In San Francisco’s Mission District, you’ll find contemporary art gallery Ratio 3—a sprawling 5,000 square foot ground-floor exhibition space founded in 2004 by Chris Perez. Since the gallery’s beginnings in a small room in a Victorian apartment in San Francisco, its core group of artists has grown from names like Ryan McGinley and Ara Peterson to include new artists like Miriam Böhm and Buck Ellison. On the heels of Art Basel in Miami Beach, where the gallery showed work by Barry McGee (a frontrunner of San Francisco’s ’90s bohemian “Mission School”) Ratio 3 presents a monochrome booth housing black-and-white, ink on paper drawings by French collaborative duo Mrzyk & Moriceau, depicting contemporary visual culture in a provocative, humorous, and meticulously detailed way.
Since 2008, Jessica Silverman Gallery has built a strong presence in the San Francisco—and of course international—art scenes.
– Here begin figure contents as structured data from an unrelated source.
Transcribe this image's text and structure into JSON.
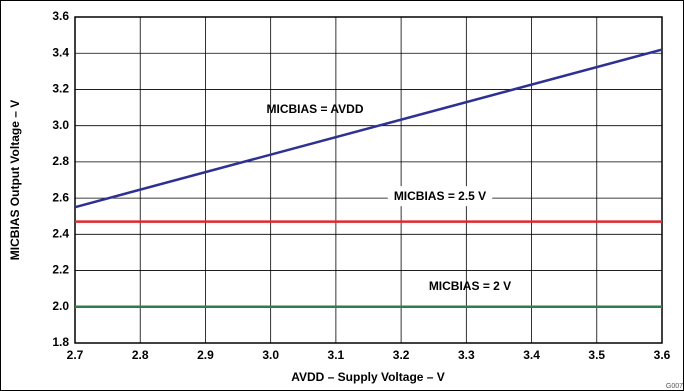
{
  "chart_data": {
    "type": "line",
    "x_label": "AVDD – Supply Voltage – V",
    "y_label": "MICBIAS Output Voltage – V",
    "note": "G007",
    "x": [
      2.7,
      3.6
    ],
    "series": [
      {
        "name": "MICBIAS = AVDD",
        "color": "#2e3192",
        "values": [
          2.55,
          3.42
        ]
      },
      {
        "name": "MICBIAS = 2.5 V",
        "color": "#e0282e",
        "values": [
          2.47,
          2.47
        ]
      },
      {
        "name": "MICBIAS = 2 V",
        "color": "#2e7d4f",
        "values": [
          2.0,
          2.0
        ]
      }
    ],
    "xlim": [
      2.7,
      3.6
    ],
    "xticks": [
      2.7,
      2.8,
      2.9,
      {
        "value": 3,
        "label": "3.0"
      },
      3.1,
      3.2,
      3.3,
      3.4,
      3.5,
      3.6
    ],
    "ylim": [
      1.8,
      3.6
    ],
    "yticks": [
      1.8,
      {
        "value": 2,
        "label": "2.0"
      },
      2.2,
      2.4,
      2.6,
      2.8,
      {
        "value": 3,
        "label": "3.0"
      },
      3.2,
      3.4,
      3.6
    ],
    "grid": true
  }
}
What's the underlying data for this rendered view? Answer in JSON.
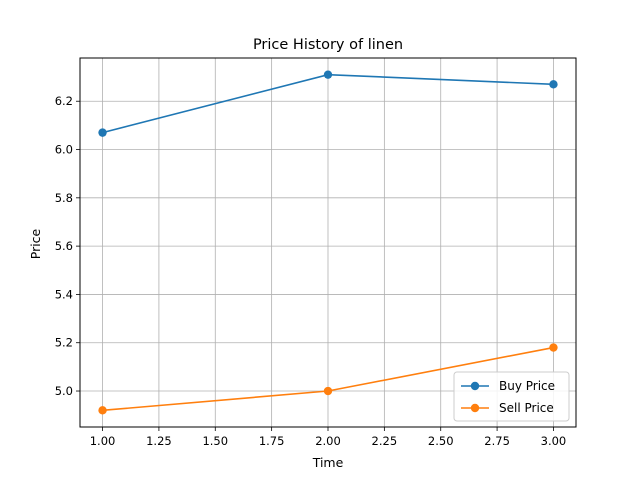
{
  "chart_data": {
    "type": "line",
    "title": "Price History of linen",
    "xlabel": "Time",
    "ylabel": "Price",
    "xlim": [
      0.9,
      3.1
    ],
    "ylim": [
      4.851,
      6.379
    ],
    "xticks": [
      1.0,
      1.25,
      1.5,
      1.75,
      2.0,
      2.25,
      2.5,
      2.75,
      3.0
    ],
    "xtick_labels": [
      "1.00",
      "1.25",
      "1.50",
      "1.75",
      "2.00",
      "2.25",
      "2.50",
      "2.75",
      "3.00"
    ],
    "yticks": [
      5.0,
      5.2,
      5.4,
      5.6,
      5.8,
      6.0,
      6.2
    ],
    "ytick_labels": [
      "5.0",
      "5.2",
      "5.4",
      "5.6",
      "5.8",
      "6.0",
      "6.2"
    ],
    "grid": true,
    "legend_position": "bottom-right",
    "x": [
      1.0,
      2.0,
      3.0
    ],
    "series": [
      {
        "name": "Buy Price",
        "color": "#1f77b4",
        "values": [
          6.07,
          6.31,
          6.27
        ]
      },
      {
        "name": "Sell Price",
        "color": "#ff7f0e",
        "values": [
          4.92,
          5.0,
          5.18
        ]
      }
    ]
  }
}
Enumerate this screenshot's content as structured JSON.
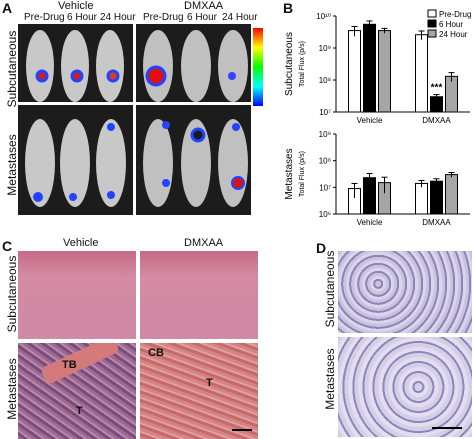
{
  "panels": {
    "a": {
      "letter": "A",
      "vehicle": "Vehicle",
      "dmxaa": "DMXAA",
      "timepoints": [
        "Pre-Drug",
        "6 Hour",
        "24 Hour",
        "Pre-Drug",
        "6 Hour",
        "24 Hour"
      ],
      "row_labels": [
        "Subcutaneous",
        "Metastases"
      ]
    },
    "b": {
      "letter": "B"
    },
    "c": {
      "letter": "C",
      "vehicle": "Vehicle",
      "dmxaa": "DMXAA",
      "row_labels": [
        "Subcutaneous",
        "Metastases"
      ],
      "annotations": [
        "TB",
        "T",
        "CB",
        "T"
      ]
    },
    "d": {
      "letter": "D",
      "row_labels": [
        "Subcutaneous",
        "Metastases"
      ]
    }
  },
  "chart_data": [
    {
      "type": "bar",
      "title": "",
      "ylabel": "Subcutaneous",
      "ylabel2": "Total Flux (p/s)",
      "yscale": "log",
      "ylim": [
        10000000,
        10000000000
      ],
      "yticks": [
        "10⁷",
        "10⁸",
        "10⁹",
        "10¹⁰"
      ],
      "categories": [
        "Vehicle",
        "DMXAA"
      ],
      "series": [
        {
          "name": "Pre-Drug",
          "values": [
            3500000000,
            2600000000
          ],
          "errors": [
            1200000000,
            800000000
          ],
          "color": "#ffffff"
        },
        {
          "name": "6 Hour",
          "values": [
            5500000000,
            30000000
          ],
          "errors": [
            1500000000,
            5000000
          ],
          "color": "#000000"
        },
        {
          "name": "24 Hour",
          "values": [
            3500000000,
            130000000
          ],
          "errors": [
            600000000,
            40000000
          ],
          "color": "#a6a6a6"
        }
      ],
      "annotation": "***",
      "legend": "top-right"
    },
    {
      "type": "bar",
      "title": "",
      "ylabel": "Metastases",
      "ylabel2": "Total Flux (p/s)",
      "yscale": "log",
      "ylim": [
        1000000,
        1000000000
      ],
      "yticks": [
        "10⁶",
        "10⁷",
        "10⁸",
        "10⁹"
      ],
      "categories": [
        "Vehicle",
        "DMXAA"
      ],
      "series": [
        {
          "name": "Pre-Drug",
          "values": [
            9000000,
            14000000
          ],
          "errors": [
            5000000,
            4000000
          ],
          "color": "#ffffff"
        },
        {
          "name": "6 Hour",
          "values": [
            23000000,
            17000000
          ],
          "errors": [
            10000000,
            4000000
          ],
          "color": "#000000"
        },
        {
          "name": "24 Hour",
          "values": [
            15000000,
            30000000
          ],
          "errors": [
            9000000,
            6000000
          ],
          "color": "#a6a6a6"
        }
      ]
    }
  ]
}
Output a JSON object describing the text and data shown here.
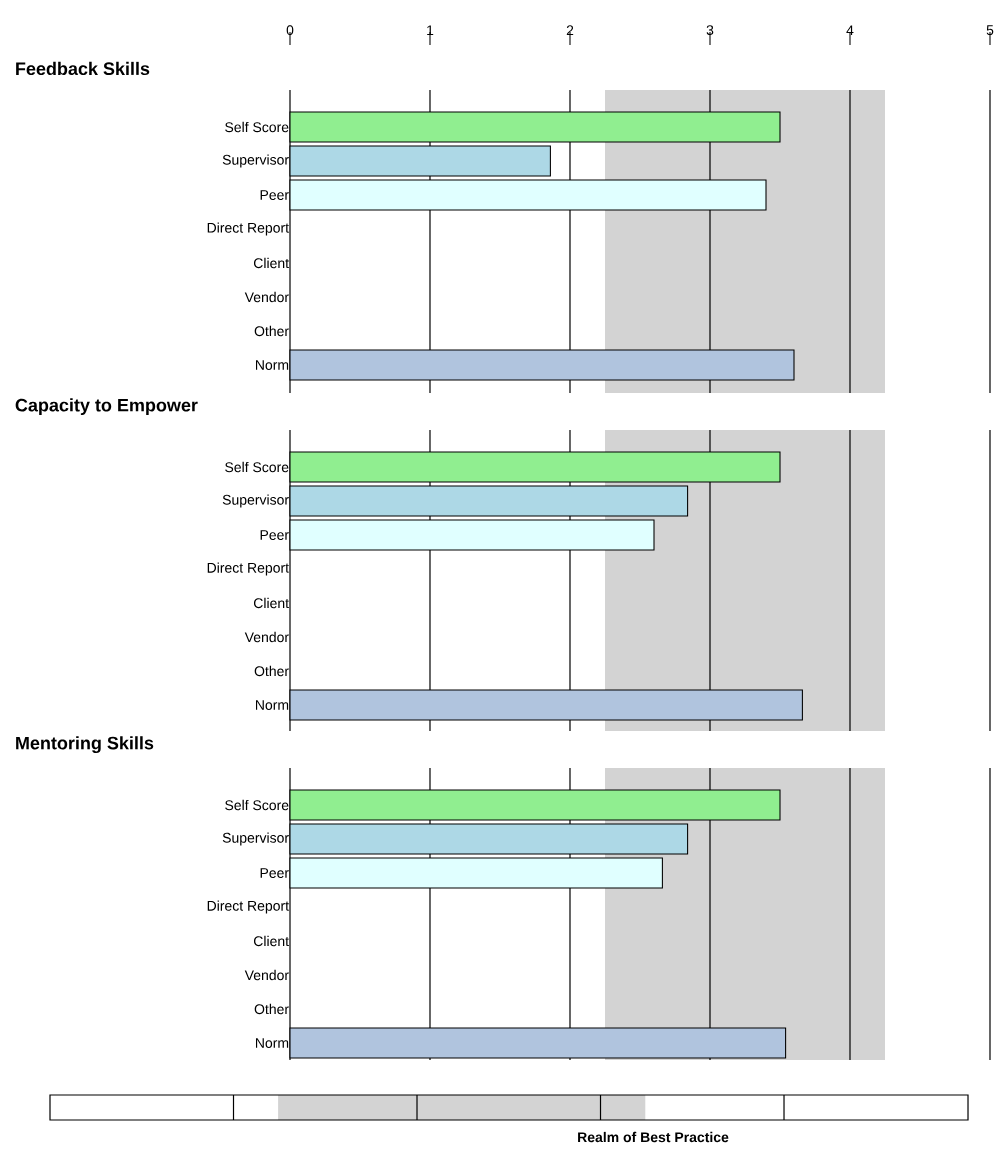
{
  "chart_data": [
    {
      "type": "bar",
      "orientation": "horizontal",
      "title": "Feedback Skills",
      "categories": [
        "Self Score",
        "Supervisor",
        "Peer",
        "Direct Report",
        "Client",
        "Vendor",
        "Other",
        "Norm"
      ],
      "values": [
        3.5,
        1.86,
        3.4,
        null,
        null,
        null,
        null,
        3.6
      ],
      "colors": [
        "#90ee90",
        "#add8e6",
        "#e0ffff",
        null,
        null,
        null,
        null,
        "#b0c4de"
      ],
      "xlim": [
        0,
        5
      ],
      "xticks": [
        0,
        1,
        2,
        3,
        4,
        5
      ],
      "grid": "x",
      "bands": [
        {
          "axis": "x",
          "from": 2.25,
          "to": 4.25,
          "color": "#d3d3d3"
        }
      ]
    },
    {
      "type": "bar",
      "orientation": "horizontal",
      "title": "Capacity to Empower",
      "categories": [
        "Self Score",
        "Supervisor",
        "Peer",
        "Direct Report",
        "Client",
        "Vendor",
        "Other",
        "Norm"
      ],
      "values": [
        3.5,
        2.84,
        2.6,
        null,
        null,
        null,
        null,
        3.66
      ],
      "colors": [
        "#90ee90",
        "#add8e6",
        "#e0ffff",
        null,
        null,
        null,
        null,
        "#b0c4de"
      ],
      "xlim": [
        0,
        5
      ],
      "xticks": [
        0,
        1,
        2,
        3,
        4,
        5
      ],
      "grid": "x",
      "tick_labels": "y",
      "bands": [
        {
          "axis": "x",
          "from": 2.25,
          "to": 4.25,
          "color": "#d3d3d3"
        }
      ]
    },
    {
      "type": "bar",
      "orientation": "horizontal",
      "title": "Mentoring Skills",
      "categories": [
        "Self Score",
        "Supervisor",
        "Peer",
        "Direct Report",
        "Client",
        "Vendor",
        "Other",
        "Norm"
      ],
      "values": [
        3.5,
        2.84,
        2.66,
        null,
        null,
        null,
        null,
        3.54
      ],
      "colors": [
        "#90ee90",
        "#add8e6",
        "#e0ffff",
        null,
        null,
        null,
        null,
        "#b0c4de"
      ],
      "xlim": [
        0,
        5
      ],
      "xticks": [
        0,
        1,
        2,
        3,
        4,
        5
      ],
      "grid": "x",
      "tick_labels": "y",
      "bands": [
        {
          "axis": "x",
          "from": 2.25,
          "to": 4.25,
          "color": "#d3d3d3"
        }
      ],
      "annotations": [
        "Realm of Best Practice"
      ]
    }
  ]
}
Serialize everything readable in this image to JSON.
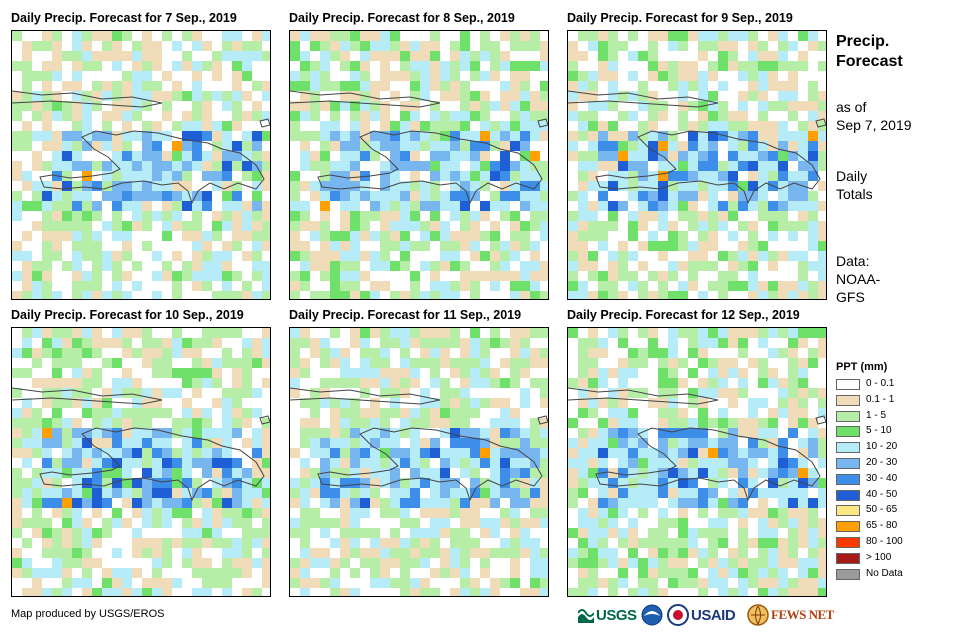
{
  "panels": [
    {
      "title": "Daily Precip. Forecast for 7 Sep., 2019",
      "seed": 7
    },
    {
      "title": "Daily Precip. Forecast for 8 Sep., 2019",
      "seed": 8
    },
    {
      "title": "Daily Precip. Forecast for 9 Sep., 2019",
      "seed": 9
    },
    {
      "title": "Daily Precip. Forecast for 10 Sep., 2019",
      "seed": 10
    },
    {
      "title": "Daily Precip. Forecast for 11 Sep., 2019",
      "seed": 11
    },
    {
      "title": "Daily Precip. Forecast for 12 Sep., 2019",
      "seed": 12
    }
  ],
  "side": {
    "heading_line1": "Precip.",
    "heading_line2": "Forecast",
    "asof_line1": "as of",
    "asof_line2": "Sep 7, 2019",
    "totals_line1": "Daily",
    "totals_line2": "Totals",
    "data_line1": "Data:",
    "data_line2": "NOAA-",
    "data_line3": "GFS"
  },
  "legend": {
    "title": "PPT (mm)",
    "items": [
      {
        "label": "0 - 0.1",
        "color": "#ffffff"
      },
      {
        "label": "0.1 - 1",
        "color": "#f0dcb8"
      },
      {
        "label": "1 - 5",
        "color": "#b6eea8"
      },
      {
        "label": "5 - 10",
        "color": "#6fe06a"
      },
      {
        "label": "10 - 20",
        "color": "#b6ecf8"
      },
      {
        "label": "20 - 30",
        "color": "#78b6f0"
      },
      {
        "label": "30 - 40",
        "color": "#3c8ee8"
      },
      {
        "label": "40 - 50",
        "color": "#1f5fd6"
      },
      {
        "label": "50 - 65",
        "color": "#ffe884"
      },
      {
        "label": "65 - 80",
        "color": "#ffa000"
      },
      {
        "label": "80 - 100",
        "color": "#ff3a00"
      },
      {
        "label": "> 100",
        "color": "#a81a1a"
      },
      {
        "label": "No Data",
        "color": "#9a9a9a"
      }
    ]
  },
  "credit": "Map produced by USGS/EROS",
  "logos": {
    "usgs": "USGS",
    "usaid": "USAID",
    "fewsnet": "FEWS NET"
  }
}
After a November move to a 2,800 square-foot space in the city’s Tenderloin neighborhood, the gallery begins the new year in a ground floor, corner space four times the size of it’s previous location. Known for discovering emerging and mid-career artists, there’s little surprise that the gallery’s booth was the talk of NADA Miami (a fair highly regarded for offering new and undiscovered work) and again, their booth draws attention at FOG Design+Art. At the San Francisco fair, fall under the spell of James Collins’ optical, abstract paintings, whose ridged surfaces were made using oil, household paint, and a comb-like tool that was moved across linen, and don’t miss Julian Hoeber’s alluring carved cave paintings.